Modello di fisica delle particelle agli albori della rivoluzione?

Un nuovo lavoro ci avvicina alla quinta forza fondamentale della fisica, la cui esistenza è diventata ancora più evidente lo scorso marzo.

lo scorso marzo, LHC L’acceleratore di particelle, CERN, ha lanciato un sasso nello stagno all’interno della comunità scientifica annunciando la potenziale scoperta La Quinta Forza Fondamentale della Fisica. Recentemente, i fisici dell’Università di Cambridge hanno fatto nuove scoperte che sembrano confermare questi risultati iniziali.
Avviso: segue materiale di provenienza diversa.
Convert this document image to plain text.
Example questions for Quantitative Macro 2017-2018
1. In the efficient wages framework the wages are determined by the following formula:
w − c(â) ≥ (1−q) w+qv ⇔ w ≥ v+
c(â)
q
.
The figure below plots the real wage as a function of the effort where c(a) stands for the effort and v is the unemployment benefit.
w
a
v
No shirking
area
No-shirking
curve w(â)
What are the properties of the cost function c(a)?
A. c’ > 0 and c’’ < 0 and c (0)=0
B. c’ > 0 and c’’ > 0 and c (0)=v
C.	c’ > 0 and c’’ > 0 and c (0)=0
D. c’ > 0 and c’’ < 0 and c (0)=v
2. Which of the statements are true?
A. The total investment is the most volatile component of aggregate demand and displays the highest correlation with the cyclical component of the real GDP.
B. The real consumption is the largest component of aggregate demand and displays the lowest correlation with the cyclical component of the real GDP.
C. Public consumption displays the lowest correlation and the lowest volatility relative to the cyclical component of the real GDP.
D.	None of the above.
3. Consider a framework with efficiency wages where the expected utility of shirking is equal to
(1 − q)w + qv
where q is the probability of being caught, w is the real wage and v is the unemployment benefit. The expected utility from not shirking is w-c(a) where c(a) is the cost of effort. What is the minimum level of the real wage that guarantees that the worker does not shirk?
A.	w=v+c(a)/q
La fisica è ora formalizzata nel cosiddetto Modello standard di fisica delle particelle. È lui che descrive come funziona il nostro mondo su scala più piccola. dalla confessioneHarry Cliff, fisico delle particelle a Cambridge e autore principale di questo nuovo studio, parla di “La teoria scientifica di maggior successo mai costruita”.…anche se sappiamo bene che ci sono delle insidie.

Ad esempio, ti sei completamente dimenticato di una delle quattro forze fondamentali che conosciamo oggi. Descrive perfettamente la forza elettromagnetica, reazione debolee interazione forte, ma d’altra parte lascia da parte l’interazione gravitazionale. Non basta nemmeno spiegare alcuni fenomeni misteriosi come materia nera.

Il Modello Standard della Fisica delle Particelle è già ben fornito, ma ha ancora molte incognite. © MissMJ – WikiCommons

Pezzo mancante del puzzle

Così i fisici sospettano da tempo che nella ricetta che propongono debbano mancare alcuni ingredienti. Come spiega Harry Cliff nel suo articolo, per trovare questo componente mancante, i fisici si sono rapidamente rivolti a una delle sei particelle fondamentali: quark inferiori (dove quark di bellezza in inglese).

Questi quark sono l’incarnazione dell’instabilità. Esistono per una frazione infinitesimale di secondo prima di trasformarsi in un gruppo di altre particelle. Cliff spiega che per identificare gli attori mancanti è interessante studiare i dettagli di questa trasformazione.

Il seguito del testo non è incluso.